Capitalizing words in a string
I have written a method using the Pattern class to capitilize the first letter in every word but isnt very sophisticated. For example it breaks words at apostrophe boundaries creating two words from one.
I was wondering if anyone had written a more sophisticated method I could steal .
I was also wondering what is the recommended way to process natural language, now that we have BreakIterators,CharcterIterators,Pattern & StringTokenizer classes ?
BreakIterator is intended for natural languages, according to its API docs. It also has a static method BreakIterator.getWordInstance()which looks like that which you seek.
Thanks yes I know but how does it decide what a word is when I tried to use it it sometimes returned one more than the length of the string it was parseing.
Also its not particulary useful the regular expression stuff seems much better but I wasnt sure it if it wwas valid for processing any natural language or just english
Can anyone give me a more definitive answer ?
As an FYI, it is recommended that String.spli() is used instead of StringTokenizer.
> As an FYI, it is recommended that String.spli() is> used instead of StringTokenizer.is this your personal recommendation? I like StringTokenizer.. :)
asjfa at 2007-7-14 23:59:03 >

public class ProperCase {
private ProperCase() {
}
public static String convert(String s) {
char[] chars= s.trim().toLowerCase().toCharArray();
boolean found= false;
for (int i=0; i<chars.length; i++) {
if (!found && Character.isLetter(chars)) {
chars= Character.toUpperCase(chars);
found= true;
} else if (Character.isWhitespace(chars)) {
found= false;
}
}
return String.valueOf(chars);
}
}>
Nice but falls over with more words with apostrophes such as Karen's or it's. This is easy enough to fix but I was wondering about a definitive syntax
I'm not sure you've really grasped what a can of worms you are trying to open. Sure, you don't want the "s" in "Karen's" capitalized, but you do want the "R" in "O'Reilly" capitalized.
We have a web application that uses the function that you describe (our database fields are in all-caps but that looks horrible on the web, so we change it to have all words with initial caps only). The code was written by one of our programmers as his very first production Java code, so it is not very sophisticated. But it doesn't need to be, because its subject matter is not arbitrary English-language phrases but just the names of products.

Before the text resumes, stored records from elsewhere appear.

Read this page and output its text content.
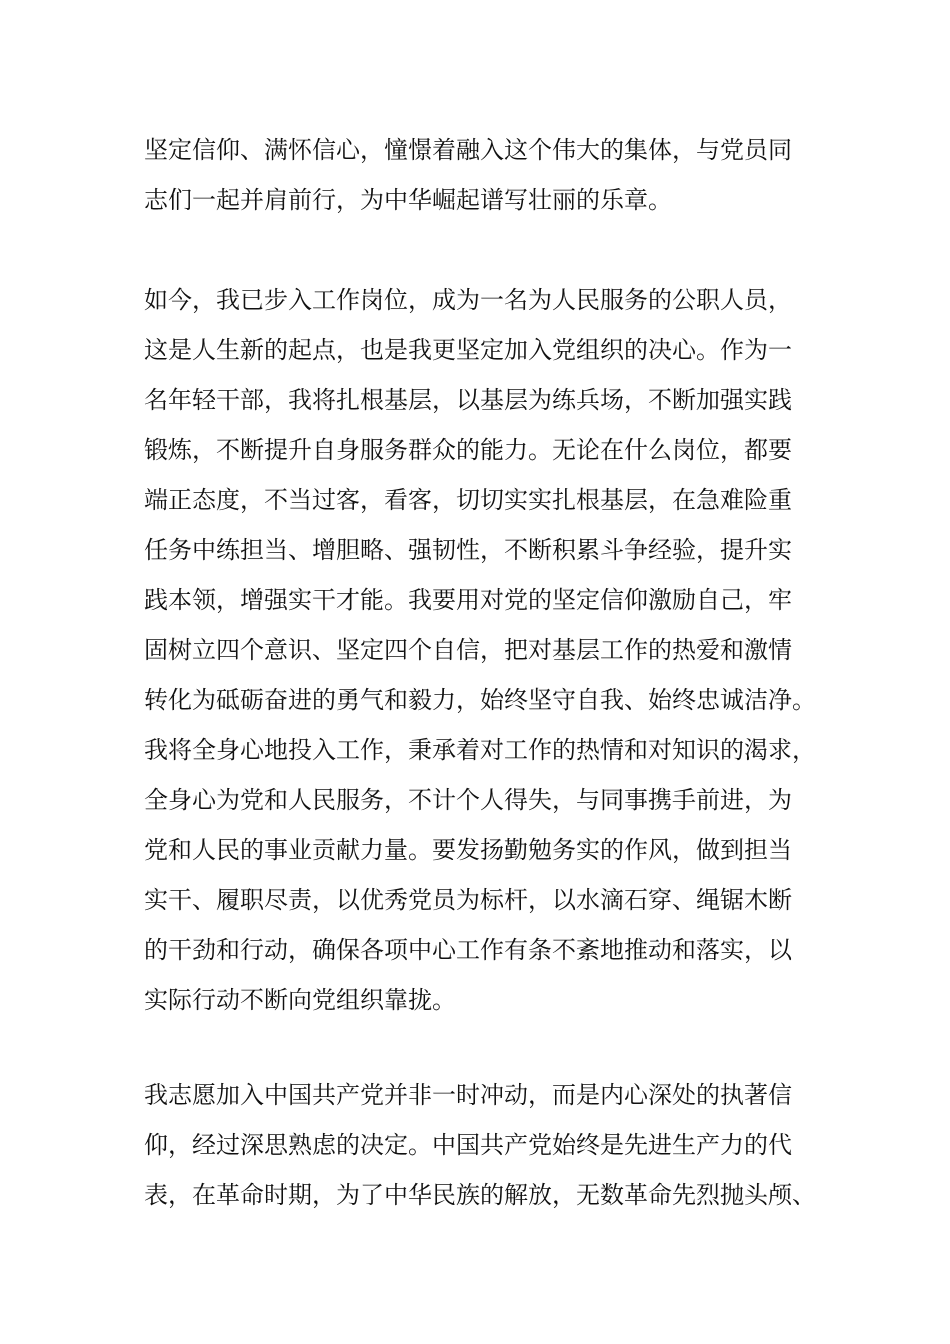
坚定信仰、满怀信心，憧憬着融入这个伟大的集体，与党员同
志们一起并肩前行，为中华崛起谱写壮丽的乐章。
如今，我已步入工作岗位，成为一名为人民服务的公职人员，
这是人生新的起点，也是我更坚定加入党组织的决心。作为一
名年轻干部，我将扎根基层，以基层为练兵场，不断加强实践
锻炼，不断提升自身服务群众的能力。无论在什么岗位，都要
端正态度，不当过客，看客，切切实实扎根基层，在急难险重
任务中练担当、增胆略、强韧性，不断积累斗争经验，提升实
践本领，增强实干才能。我要用对党的坚定信仰激励自己，牢
固树立四个意识、坚定四个自信，把对基层工作的热爱和激情
转化为砥砺奋进的勇气和毅力，始终坚守自我、始终忠诚洁净。
我将全身心地投入工作，秉承着对工作的热情和对知识的渴求，
全身心为党和人民服务，不计个人得失，与同事携手前进，为
党和人民的事业贡献力量。要发扬勤勉务实的作风，做到担当
实干、履职尽责，以优秀党员为标杆，以水滴石穿、绳锯木断
的干劲和行动，确保各项中心工作有条不紊地推动和落实，以
实际行动不断向党组织靠拢。
我志愿加入中国共产党并非一时冲动，而是内心深处的执著信
仰，经过深思熟虑的决定。中国共产党始终是先进生产力的代
表，在革命时期，为了中华民族的解放，无数革命先烈抛头颅、
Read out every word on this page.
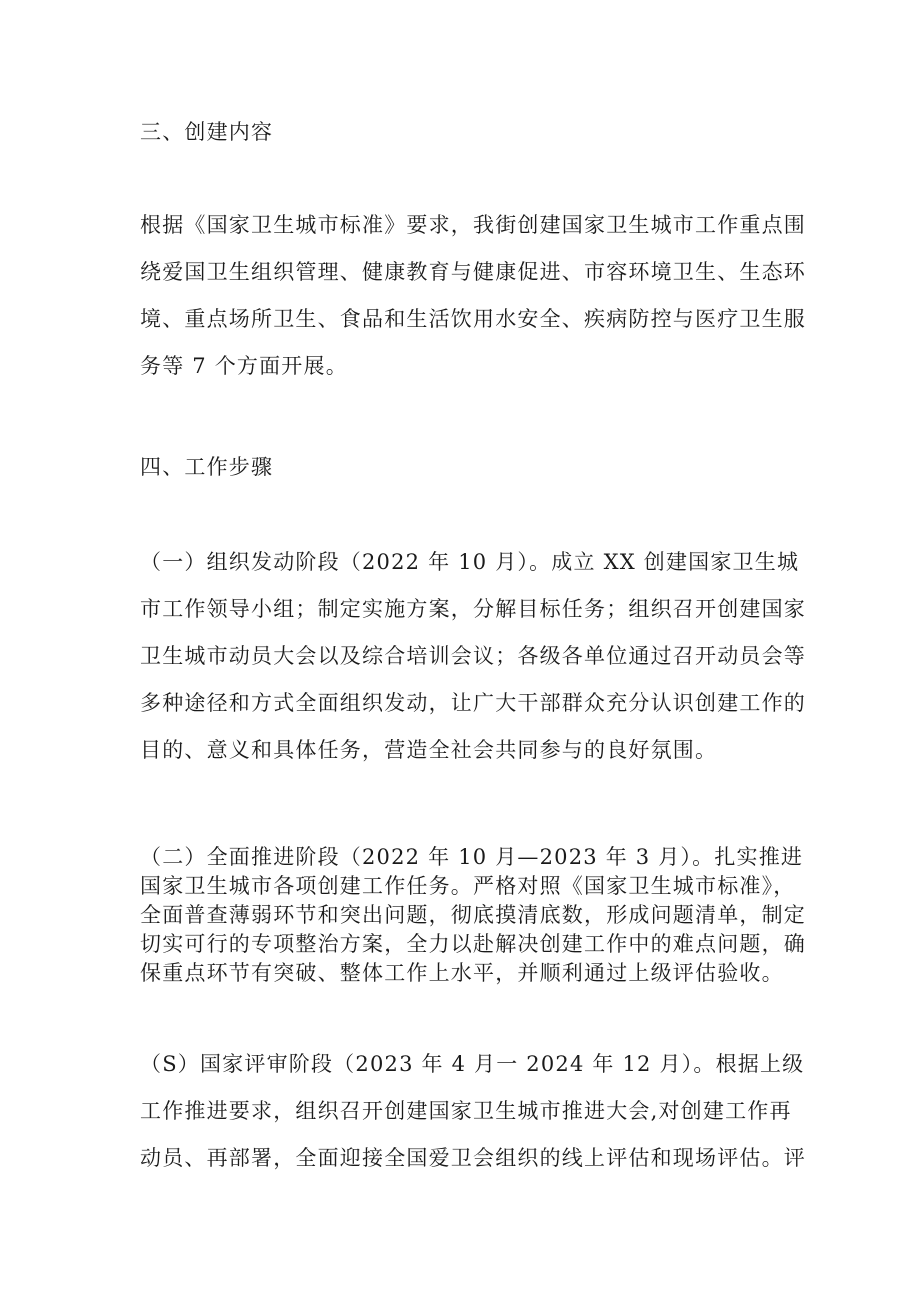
三、创建内容
根据《国家卫生城市标准》要求，我街创建国家卫生城市工作重点围
绕爱国卫生组织管理、健康教育与健康促进、市容环境卫生、生态环
境、重点场所卫生、食品和生活饮用水安全、疾病防控与医疗卫生服
务等 7 个方面开展。
四、工作步骤
（一）组织发动阶段（2022 年 10 月）。成立 XX 创建国家卫生城
市工作领导小组；制定实施方案，分解目标任务；组织召开创建国家
卫生城市动员大会以及综合培训会议；各级各单位通过召开动员会等
多种途径和方式全面组织发动，让广大干部群众充分认识创建工作的
目的、意义和具体任务，营造全社会共同参与的良好氛围。
（二）全面推进阶段（2022 年 10 月—2023 年 3 月）。扎实推进
国家卫生城市各项创建工作任务。严格对照《国家卫生城市标准》，
全面普查薄弱环节和突出问题，彻底摸清底数，形成问题清单，制定
切实可行的专项整治方案，全力以赴解决创建工作中的难点问题，确
保重点环节有突破、整体工作上水平，并顺利通过上级评估验收。
（S）国家评审阶段（2023 年 4 月一 2024 年 12 月）。根据上级
工作推进要求，组织召开创建国家卫生城市推进大会,对创建工作再
动员、再部署，全面迎接全国爱卫会组织的线上评估和现场评估。评
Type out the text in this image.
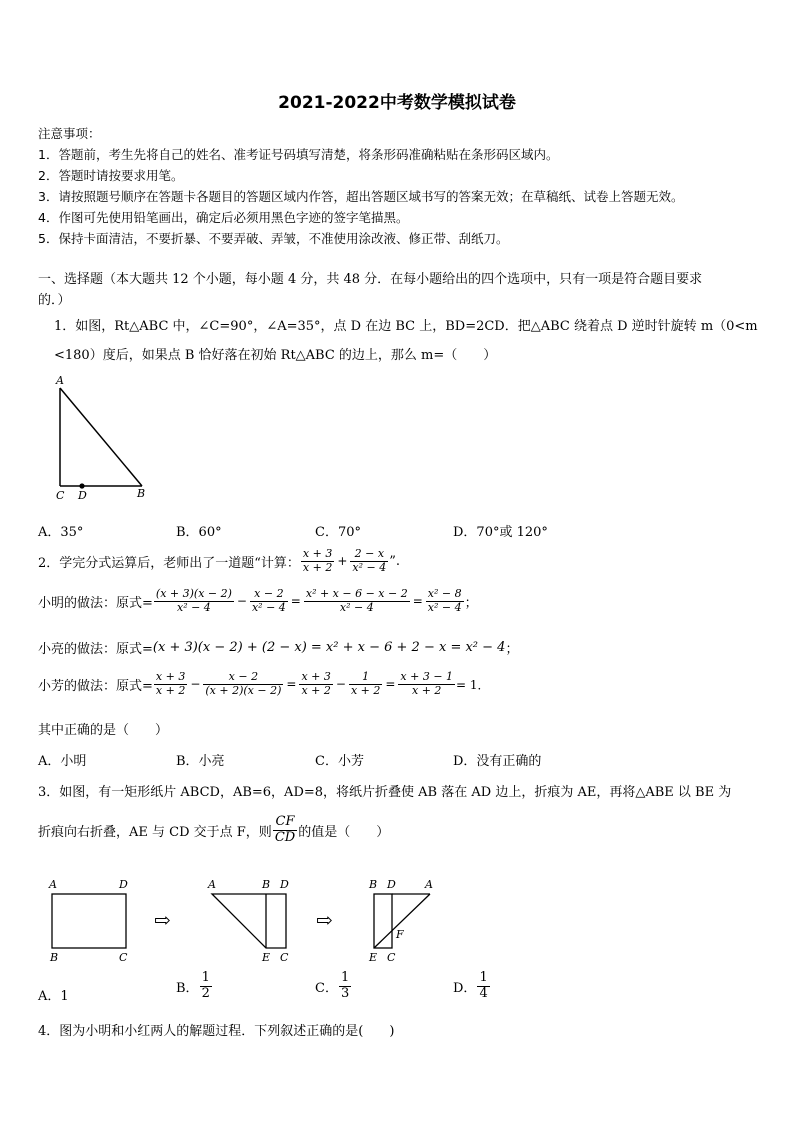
2021-2022中考数学模拟试卷
注意事项：
1．答题前，考生先将自己的姓名、准考证号码填写清楚，将条形码准确粘贴在条形码区域内。
2．答题时请按要求用笔。
3．请按照题号顺序在答题卡各题目的答题区域内作答，超出答题区域书写的答案无效；在草稿纸、试卷上答题无效。
4．作图可先使用铅笔画出，确定后必须用黑色字迹的签字笔描黑。
5．保持卡面清洁，不要折暴、不要弄破、弄皱，不准使用涂改液、修正带、刮纸刀。
一、选择题（本大题共 12 个小题，每小题 4 分，共 48 分．在每小题给出的四个选项中，只有一项是符合题目要求
的．）
1．如图，Rt△ABC 中，∠C=90°，∠A=35°，点 D 在边 BC 上，BD=2CD．把△ABC 绕着点 D 逆时针旋转 m（0<m
<180）度后，如果点 B 恰好落在初始 Rt△ABC 的边上，那么 m=（　　）
A
C D	B
A．35°	B．60°	C．70°	D．70°或 120°
2．学完分式运算后，老师出了一道题“计算： $\frac{x + 3}{x + 2} + \frac{2 - x}{\text{x² − 4}}$ ”.
小明的做法：原式= $\frac{(x + 3)(x - 2)}{\text{x² − 4}} - \frac{x - 2}{\text{x² − 4}} = \frac{\text{x² + x − 6 − x − 2}}{\text{x² − 4}} = \frac{\text{x² − 8}}{\text{x² − 4}}$ ；
小亮的做法：原式= (x + 3)(x − 2) + (2 − x) = x² + x − 6 + 2 − x = x² − 4 ；
小芳的做法：原式= $\frac{x + 3}{x + 2} - \frac{x - 2}{(x + 2)(x - 2)} = \frac{x + 3}{x + 2} - \frac{1}{x + 2} = \frac{x + 3 - 1}{x + 2} = 1$．
其中正确的是（　　）
A．小明	B．小亮	C．小芳	D．没有正确的
3．如图，有一矩形纸片 ABCD，AB=6，AD=8，将纸片折叠使 AB 落在 AD 边上，折痕为 AE，再将△ABE 以 BE 为
折痕向右折叠，AE 与 CD 交于点 F，则 $\frac{CF}{CD}$ 的值是（　　）
A	D
B	C
⇨
A	B D
E C
⇨
B D	A
F
E C
A．1
B． $\frac{1}{2}$	C． $\frac{1}{3}$	D． $\frac{1}{4}$
4．图为小明和小红两人的解题过程．下列叙述正确的是(　　)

When we put it into production, I sort of cringed at some of its results, such as "Chocolate/vanilla Wafers" where I would have preferred to see "Vanilla". But after I looked at it for a while, I decided not to tinker with it, because for every change I would have made, there was a corresponding situation where that change would make it worse.
I don't know what your subject matter is, but most natural languages have a large collection of little rules that appear arbitrary. So after the "O'Reilly" rule, which is an exception to the "Karen's" rule, you have the "McKinley" rule... these are not the sort of things you can use generic mechanisms to deal with. Unless you're willing to live with the 90% solution.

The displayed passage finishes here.